Multiprocessing#

Source:

src/basic/concurrency_.py

Introduction#

The multiprocessing module enables true parallel execution by spawning separate Python processes, each with its own Python interpreter and memory space. Unlike threads, processes bypass the Global Interpreter Lock (GIL), making multiprocessing ideal for CPU-bound tasks that need to utilize multiple CPU cores. The trade-off is higher overhead for process creation and inter-process communication compared to threads.

Creating Processes#

Creating processes is similar to creating threads. Each process runs in its own memory space, so changes to variables in one process don’t affect others. Use start() to begin execution and join() to wait for completion.

from multiprocessing import Process
import os

def worker(name):
    print(f"Worker {name}, PID: {os.getpid()}")

if __name__ == "__main__":
    processes = []
    for i in range(4):
        p = Process(target=worker, args=(i,))
        processes.append(p)
        p.start()

    for p in processes:
        p.join()

    print(f"Main process PID: {os.getpid()}")

Process Pool#

A Pool manages a collection of worker processes and distributes tasks among them. This is more efficient than creating a new process for each task, as processes are reused. The pool provides methods like map(), apply(), and their async variants for different use cases.

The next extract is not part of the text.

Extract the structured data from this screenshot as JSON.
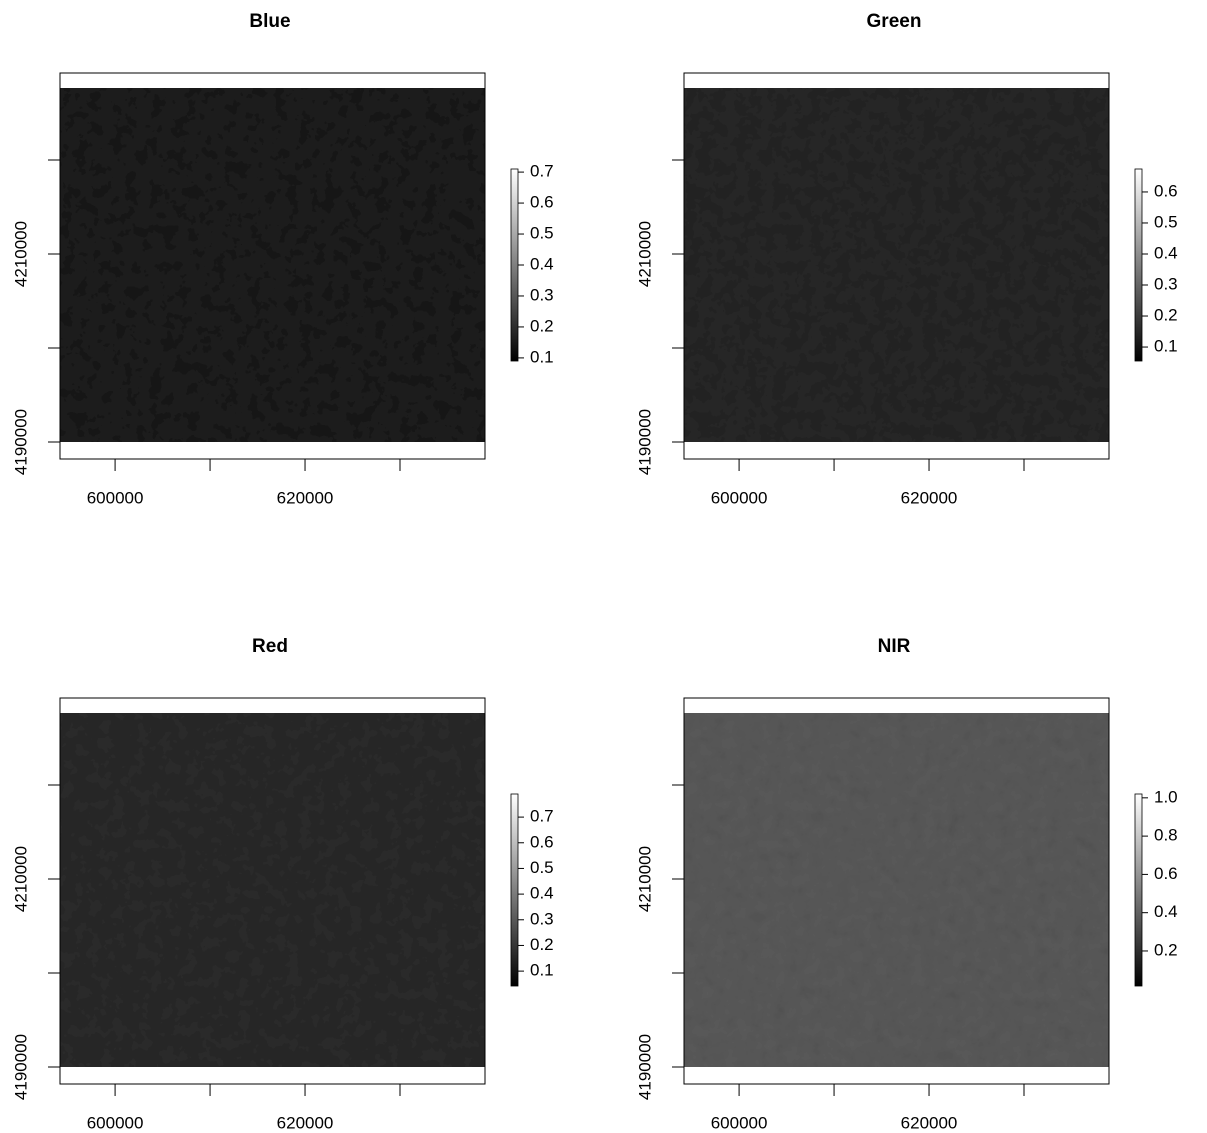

from multiprocessing import Pool
import time

def cpu_intensive(n):
    """Simulate CPU-bound work."""
    total = 0
    for i in range(n):
        total += i * i
    return total

if __name__ == "__main__":
    numbers = [10**6, 10**6, 10**6, 10**6]

    # Sequential execution
    start = time.time()
    results = [cpu_intensive(n) for n in numbers]
    print(f"Sequential: {time.time() - start:.2f}s")

    # Parallel execution with Pool
    start = time.time()
    with Pool(4) as pool:
        results = pool.map(cpu_intensive, numbers)
    print(f"Parallel: {time.time() - start:.2f}s")

Pool Methods#

The Pool class provides several methods for distributing work. map() applies a function to each item in an iterable and returns results in order. apply() calls a function with arguments and blocks until complete. The _async variants return immediately with an AsyncResult object.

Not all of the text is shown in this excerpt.